Taxpayers bore brunt of Kamina’s failed $33m Commonwealth campaign; summit cost $25.7m
The Government forked out $18.2 million for Foreign Affairs Minister Kamina Johnson Smith’s failed bid to unseat Commonwealth Secretary General Baroness Patricia Scotland.
It said that the $18.2 million covered expenses related to air and ground transportation, COVID-19 tests, meals, accommodation, and public relations and communications.
Undisclosed Jamaican private funders donated approximately $15 million for public relations and thought-leadership services from international marketing firm Finn Partners.
Additionally, $25.7 million was expended on the Commonwealth Heads of Government meeting held in Kigali, Rwanda, in June.
The costs for the Commonwealth Heads of Government Meeting, the Government said, were absorbed by the Office of the Prime Minister – $12,827,897; Ministry of Foreign Affairs and Trade – $7,715,585.37; and Ministry of Tourism – $5,131,386.00.
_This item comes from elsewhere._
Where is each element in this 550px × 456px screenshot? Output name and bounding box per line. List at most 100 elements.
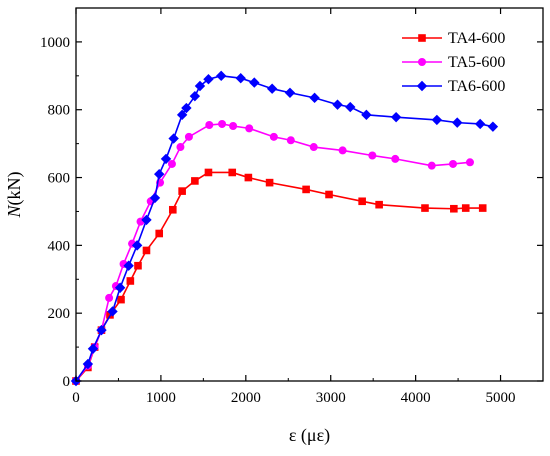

The disclosure was made in a press release from the Office of the Prime Minister late Sunday.
The Government said that it ran a clean, transparent, principled campaign that met the standards of accountability.
“Despite not having won, Jamaica garnered significant and widespread international support. The contacts made and the opportunities to share views and secure understanding on issues of common concern have served to strengthen bilateral relations and further enhance Jamaica’s reputation as a strong voice on the international stage,” the release said.
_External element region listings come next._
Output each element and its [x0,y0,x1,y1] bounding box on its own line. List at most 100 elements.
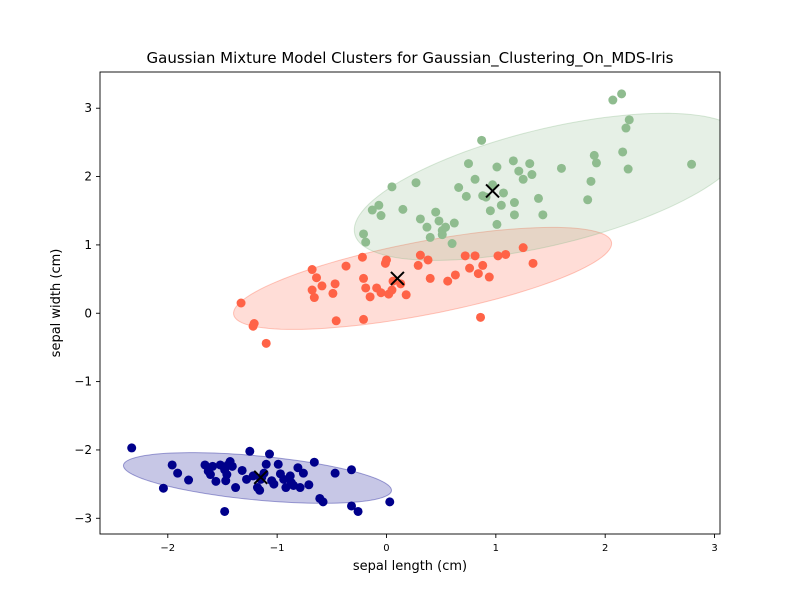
data-point [127,443,137,453]
data-point [411,178,421,188]
data-point [450,270,460,280]
data-point [376,288,386,298]
data-point [454,183,464,192]
data-point [261,338,271,348]
data-point [307,265,317,275]
chart-title: Gaussian Mixture Model Clusters for Gaus… [147,49,674,68]
data-point [508,156,518,166]
data-point [312,273,322,283]
data-point [298,468,308,478]
data-point [376,211,386,221]
data-point [385,497,395,507]
y-tick-label: 3 [84,101,92,115]
data-point [447,239,457,249]
data-point [476,312,486,322]
data-point [591,158,601,168]
data-point [623,164,633,174]
data-point [478,191,488,201]
data-point [328,288,338,298]
data-point [498,188,508,198]
data-point [167,460,177,470]
data-point [485,206,495,216]
data-point [269,479,279,489]
data-point [415,214,425,224]
data-point [255,485,265,495]
data-point [431,207,441,217]
data-point [205,470,215,480]
data-point [264,449,274,459]
data-point [293,463,303,473]
data-point [473,269,483,279]
data-point [509,210,519,220]
data-point [443,276,453,286]
data-point [493,251,503,261]
data-point [273,459,283,469]
data-point [248,471,258,481]
data-point [388,276,398,286]
cluster-center-marker-2 [485,183,500,199]
data-point [309,293,319,303]
data-point [518,243,528,253]
data-point [449,218,459,228]
data-point [365,292,375,302]
data-point [261,459,271,469]
data-point [361,283,371,293]
data-point [528,258,538,268]
data-point [422,222,432,232]
data-point [347,501,356,511]
data-point [304,480,314,490]
data-point [413,260,423,270]
data-point [184,475,194,485]
data-point [492,162,502,172]
data-point [618,147,628,157]
data-point [347,465,356,475]
data-point [398,204,408,214]
data-point [359,273,369,283]
data-point [220,506,230,516]
cluster-center-marker-0 [253,470,268,485]
data-point [211,476,221,486]
y-tick-label: 1 [84,238,92,252]
data-point [441,222,451,232]
data-point [318,497,328,507]
x-axis-label: sepal length (cm) [353,559,467,574]
data-point [434,216,444,226]
cluster-center-marker-1 [390,271,405,286]
y-tick-label: −2 [74,443,92,457]
y-tick-label: 0 [84,306,92,320]
scatter-points [127,89,697,516]
data-point [470,174,480,184]
data-point [464,159,473,169]
data-point [583,195,593,205]
cluster-ellipse-1 [233,226,613,330]
data-point [525,159,535,169]
data-point [173,468,183,478]
x-tick-label: 3 [711,543,717,554]
y-tick-label: 2 [84,170,92,184]
plot-frame [99,71,721,535]
data-point [361,237,371,247]
data-point [423,255,433,265]
data-point [309,457,319,467]
data-point [227,461,237,471]
data-point [317,281,327,291]
data-point [461,191,471,201]
data-point [621,123,631,133]
data-point [488,180,498,190]
data-point [208,461,218,471]
data-point [374,200,384,210]
data-point [353,506,363,516]
y-axis-label: sepal width (cm) [49,249,64,358]
data-point [330,279,340,289]
data-point [425,232,435,242]
x-tick-label: 2 [602,543,608,554]
data-point [477,135,487,145]
data-point [624,115,634,125]
data-point [367,205,377,215]
data-point [381,255,391,265]
data-point [538,210,548,220]
data-point [617,89,627,99]
data-point [387,285,397,295]
data-point [608,95,618,105]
The Government said that a dedicated and intensive travel schedule was pursued specifically across Africa spanning seven countries (eight governments) in 10 days.
It said that this was seen as critical in the campaign efforts as the continent includes 19 member countries of the Commonwealth.
But Johnson Smith came up short at the end of voting, where 24 of the 54-member Commonwealth group voted in her favour while 27 supported Scotland. Tuvalu’s Sir Iakoba Italeli had also joined the race to become the Commonwealth’s number one diplomat.
A senior diplomat pinned Johnson Smith’s loss on an about-turn by some African nations that had previously committed to supporting Johnson Smith.
“I think that there was some footwork that took place because the baroness offered herself for the two years instead of four in order to facilitate Africa coming in. That might have appealed to the African countries, and that was the game-changer,” the official said after the results.
Africa held the majority of the votes with 19, the Caribbean and Americas had 13, the Pacific 11, Asia eight, and Europe three.
In a Gleaner Twitter space hours after the vote, de facto Information Minister Robert Morgan argued that Johnson Smith built several relationships, and along with Prime Minister Andrew Holness, signed 17 bilateral agreements with countries that Jamaica would otherwise not have had the opportunity to engage with on a close level on a “shoestring” campaign.